A certain sports presenter was widely ridiculed last week for suggesting that Gareth Bale was better than Cristiano Ronaldo because he's 'simply unplayable'. Although the reasoning was perhaps inaccurate, comparisons between the two continue to be made and WhoScored.com suggest that in a number of respects it isn't unjustifiable.
Positionally they are similar, but certainly not the same. While Bale remains more of an attacking winger, Ronaldo is a wide forward whose average position for Real Madrid is usually the furthest upfield. The Welshman's progression since moving forward from full-back, however, is not unlike that of the Madrid man, and it would be hard to contest the fact that Bale may well have more joy in the role that Ronaldo plays under Jose Mourinho.
Physically they are also very alike. Both stand at 6'1" and have added real power to their game having bulked up over time, developing devastating acceleration and agility in turn. As his confidence increases, Bale's mannerisms are increasingly Ronaldo-esque from the way he rolls his shirt sleeves to his approach to a direct free-kick.
As it stands the Portuguese's remarkable goal tally is currently enough to suggest that Bale is not up to his standard just yet, but based on the rate that he has developed the potential to close the gap is there.
The players have all-but identical critiques. Bale has picked up a reputation for diving, particularly this season, with that label also hanging over Ronaldo during his time in England. The Spurs winger is also criticised at times for attempting too many 'pot shots', while no one in world football does so more often than the former Manchester United icon.
Here we'll take a look at the duo’s respective league stats this season, while also examining the progress that Tottenham's star man is making.
We start with the reason why many claim that the two shouldn't be held in the same regard: their respective records in front of goal.
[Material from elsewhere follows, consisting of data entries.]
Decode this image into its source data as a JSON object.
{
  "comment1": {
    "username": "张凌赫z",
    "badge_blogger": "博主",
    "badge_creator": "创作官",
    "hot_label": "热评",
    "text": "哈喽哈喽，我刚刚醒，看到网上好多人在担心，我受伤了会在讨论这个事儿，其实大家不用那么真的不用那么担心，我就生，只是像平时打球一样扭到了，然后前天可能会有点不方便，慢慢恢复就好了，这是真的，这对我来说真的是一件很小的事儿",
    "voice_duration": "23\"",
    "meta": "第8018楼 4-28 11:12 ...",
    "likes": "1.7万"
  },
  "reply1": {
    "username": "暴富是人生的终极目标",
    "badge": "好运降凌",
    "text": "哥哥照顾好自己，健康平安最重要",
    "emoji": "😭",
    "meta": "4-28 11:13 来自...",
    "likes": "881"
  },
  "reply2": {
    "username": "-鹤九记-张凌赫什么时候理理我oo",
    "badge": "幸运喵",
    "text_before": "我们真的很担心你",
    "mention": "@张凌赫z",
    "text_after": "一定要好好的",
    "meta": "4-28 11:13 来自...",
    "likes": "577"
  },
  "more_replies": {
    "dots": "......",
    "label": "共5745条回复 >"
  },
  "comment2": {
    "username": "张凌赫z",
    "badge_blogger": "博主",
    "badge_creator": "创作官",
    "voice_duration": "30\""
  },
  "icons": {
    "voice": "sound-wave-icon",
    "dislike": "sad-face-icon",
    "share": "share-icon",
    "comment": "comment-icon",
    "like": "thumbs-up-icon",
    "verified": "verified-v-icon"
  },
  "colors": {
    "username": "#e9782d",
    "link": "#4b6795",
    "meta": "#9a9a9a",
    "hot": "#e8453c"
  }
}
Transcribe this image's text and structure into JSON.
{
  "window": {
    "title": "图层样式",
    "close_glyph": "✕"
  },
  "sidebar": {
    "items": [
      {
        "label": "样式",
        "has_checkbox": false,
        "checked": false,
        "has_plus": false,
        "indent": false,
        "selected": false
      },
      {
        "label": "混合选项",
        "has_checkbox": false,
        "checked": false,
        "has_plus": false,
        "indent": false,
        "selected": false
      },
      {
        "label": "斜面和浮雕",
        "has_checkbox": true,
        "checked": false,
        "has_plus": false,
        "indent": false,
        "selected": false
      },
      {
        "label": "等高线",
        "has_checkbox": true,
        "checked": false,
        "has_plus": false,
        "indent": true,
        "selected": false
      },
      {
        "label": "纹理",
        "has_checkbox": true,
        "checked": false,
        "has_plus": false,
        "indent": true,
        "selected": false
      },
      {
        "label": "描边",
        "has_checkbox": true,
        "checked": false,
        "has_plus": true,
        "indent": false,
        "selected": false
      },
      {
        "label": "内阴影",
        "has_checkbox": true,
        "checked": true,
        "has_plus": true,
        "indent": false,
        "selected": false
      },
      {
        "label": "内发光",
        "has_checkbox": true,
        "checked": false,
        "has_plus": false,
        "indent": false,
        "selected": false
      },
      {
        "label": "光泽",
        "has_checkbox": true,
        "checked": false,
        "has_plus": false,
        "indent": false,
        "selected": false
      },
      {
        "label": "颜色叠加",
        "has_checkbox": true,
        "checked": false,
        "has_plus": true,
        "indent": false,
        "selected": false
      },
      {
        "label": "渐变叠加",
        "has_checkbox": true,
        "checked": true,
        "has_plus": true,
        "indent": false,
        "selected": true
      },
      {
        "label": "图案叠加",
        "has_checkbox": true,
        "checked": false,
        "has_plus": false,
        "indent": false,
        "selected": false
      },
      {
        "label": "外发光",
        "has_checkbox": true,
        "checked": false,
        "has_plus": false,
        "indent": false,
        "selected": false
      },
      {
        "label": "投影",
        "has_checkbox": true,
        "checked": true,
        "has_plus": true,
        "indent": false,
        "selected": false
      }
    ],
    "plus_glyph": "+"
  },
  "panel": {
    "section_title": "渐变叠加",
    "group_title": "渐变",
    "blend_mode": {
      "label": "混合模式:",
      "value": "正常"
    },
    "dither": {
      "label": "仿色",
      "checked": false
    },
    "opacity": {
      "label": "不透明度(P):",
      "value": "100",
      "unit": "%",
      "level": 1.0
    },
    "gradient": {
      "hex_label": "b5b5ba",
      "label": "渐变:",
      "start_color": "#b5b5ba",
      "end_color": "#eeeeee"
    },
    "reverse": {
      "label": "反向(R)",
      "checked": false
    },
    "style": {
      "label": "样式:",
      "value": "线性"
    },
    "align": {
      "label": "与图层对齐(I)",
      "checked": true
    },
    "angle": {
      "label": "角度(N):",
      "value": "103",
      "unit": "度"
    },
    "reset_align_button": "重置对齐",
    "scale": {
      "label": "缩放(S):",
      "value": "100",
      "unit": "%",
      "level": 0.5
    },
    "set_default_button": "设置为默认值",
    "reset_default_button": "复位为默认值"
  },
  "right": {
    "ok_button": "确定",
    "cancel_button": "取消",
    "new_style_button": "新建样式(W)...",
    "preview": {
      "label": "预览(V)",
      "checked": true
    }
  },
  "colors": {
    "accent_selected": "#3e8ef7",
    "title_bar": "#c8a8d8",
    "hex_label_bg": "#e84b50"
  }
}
While Bale struck twice this weekend to take his Premier League tally to 13, another hat-trick for Cristiano Ronaldo ensured that he went one better and his figures remain almost twice that of the Wales international, with 24 goals in total this season.
To gauge a player's productivity in front of goal, however, one must always look to the number of shots attempted. Ronaldo is unsurpassed in this sense across Europe's top 5 leagues with 7.5 per game almost 2 more on average than any other player. In turn his chance conversion rate, given the sheer volume of efforts at goal he takes, is reasonably modest at 14.6%.
Bale has attempted a huge 4.6 shots per game - the 5th most in Europe - with a conversion rate of 12.7% not far adrift, but there’s certainly room for improvement. However, the fact that the 23-year-old's efficiency in front of goal has almost doubled from last season (from 6.6%) is surely evidence enough that his goal hauls will continue to swell with time.
If Bale were to play as far forward as Ronaldo on a regular basis, as the player positions from the WhoScored match reports from Spurs and Real's respective weekend fixtures suggest is beginning to happen, he may well reach the 20-goal mark this season.
In terms of chance creation, both peaked last season when it came to assists, with Ronaldo recording 12 in 38 appearances and Bale 10 in 36. This time around neither have managed to come close to such figures, with Ronaldo's four assists eclipsing Bale's seemingly sorry one. A large part of this can be put down to the quality of finishing at the Bernabeu. Ronaldo has created 1.6 chances per game thus far, while Bale's average is up at 2.3 per game, so his team-mates at White Hart Lane must take some of the blame.
The dribbling averages also stack up in Bale's favour, with the Welshman's more direct approach having come under the spotlight recently following a wonder goal at Norwich. Ronaldo has more tricks, of that there is no doubt, but he often looks to stand up his opponent, slowing play down at times, while Bale will look to push the ball past the opposition, relying on his upper body strength to ride tackles. The Spurs man completes 2.1 successful dribbles per game compared to Ronaldo's 1.5, with his overall success rate just up on the Real Madrid forward (49% to 46.6%).
The fact that Bale is still more of a winger than Ronaldo is shown by their crossing figures. The former averages 0.7 accurate deliveries per game from open play compared to Ronaldo's 0.3 per game, though the comparison between them is strengthened because the two have an identical accuracy from their overall attempts (11.4%).
Finally we take a quick look at the defensive contribution of each player, with Bale's unsurprisingly higher. He averages 1 tackle and 1.5 interceptions per game compared to Ronaldo's near non-existent figures of 0.5 and 0.2 respectively. Many may suspect that the latter offers more help when it comes to defending set pieces, but an average of 0.6 clearances is considerably down on Bale's 2.2 per game.
Stats certainly don't tell the whole story but denying that comparisons between the two can be drawn is perhaps equally as daft as the comments that sparked this debate were claimed to be by many. At just 23 Bale has the potential to be one of Europe's top players and though he's unlikely to ever match up to Ronaldo's records when it comes to goals, his threat and promise grows game after game.